From the Hubert Maga regime, under which he marked his first years in politics at the turn of the 1950s and 1960s, to his support for Boni Yayi’s candidacy in 2006, and the democratization of the forceps imposed on Mathieu Kérékou’s regime. 1990, the one nicknamed « the fox Djrègbè » knew how to play his card in the different political seasons that followed one another in Benin.
Secretary of State for the Presidency in charge of information since the 1960s, he was also the rapporteur of the sovereign national conference of 1990 which will lead to multiparty politics in Benin. Minister under Mathieu Kerekou between 1996 and 1999, the politician has ensured in parallel a career full of international which has led for example to the leadership of the International Labor Office (ILO) or the Pan-African Foresight Center (CPPS) of which he is the founder.

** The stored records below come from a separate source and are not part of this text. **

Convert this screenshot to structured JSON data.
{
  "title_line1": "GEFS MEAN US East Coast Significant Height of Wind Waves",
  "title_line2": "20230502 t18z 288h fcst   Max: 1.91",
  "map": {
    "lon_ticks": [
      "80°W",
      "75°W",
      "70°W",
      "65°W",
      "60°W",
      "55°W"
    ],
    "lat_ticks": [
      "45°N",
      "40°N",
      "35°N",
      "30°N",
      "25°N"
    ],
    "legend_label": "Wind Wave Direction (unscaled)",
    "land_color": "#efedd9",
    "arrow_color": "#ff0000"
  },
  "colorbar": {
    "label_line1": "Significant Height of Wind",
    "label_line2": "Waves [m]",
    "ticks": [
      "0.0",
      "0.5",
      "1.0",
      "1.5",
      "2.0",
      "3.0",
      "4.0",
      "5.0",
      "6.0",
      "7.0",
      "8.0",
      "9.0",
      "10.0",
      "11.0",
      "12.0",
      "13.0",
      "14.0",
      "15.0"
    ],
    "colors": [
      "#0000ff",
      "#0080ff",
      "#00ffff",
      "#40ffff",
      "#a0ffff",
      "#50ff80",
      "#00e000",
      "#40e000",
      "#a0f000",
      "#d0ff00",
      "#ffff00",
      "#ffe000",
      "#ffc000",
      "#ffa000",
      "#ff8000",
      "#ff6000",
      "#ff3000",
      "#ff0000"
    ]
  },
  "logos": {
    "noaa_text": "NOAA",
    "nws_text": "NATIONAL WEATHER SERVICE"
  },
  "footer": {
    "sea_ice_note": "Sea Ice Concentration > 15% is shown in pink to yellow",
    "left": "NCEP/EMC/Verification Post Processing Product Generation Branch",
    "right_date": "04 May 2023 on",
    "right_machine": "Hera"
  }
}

Cradled by the theories of Aimé Césaire’s negritude and anti-imperialist discourses, Albert Tévoédjrè plunged his pen into his certainties demonstrating that Africa should free itself from its colonial pressures as well as the diktat of the multinationals in order to to finally reach true independence. Result of the analysis, a work of immediate success published in 1958: Africa revolted. In 1978, he puts the cover back with Poverty, a wealth of peoples who is an ode to a better conceptualization of North-South relations, called to be more equitable.
His commitment also leads him to mediation. First mediator of the Republic of Benin, he also represented the UN in the military-political crisis that shook Côte d’Ivoire in the early 2000s. At the announcement of his death, this Wednesday in a clinic of Porto-Novo at the age of 90, the chairman of the African Union Commission, Moussa Faki Mahamat hailed the memory of a « big son » of Africa.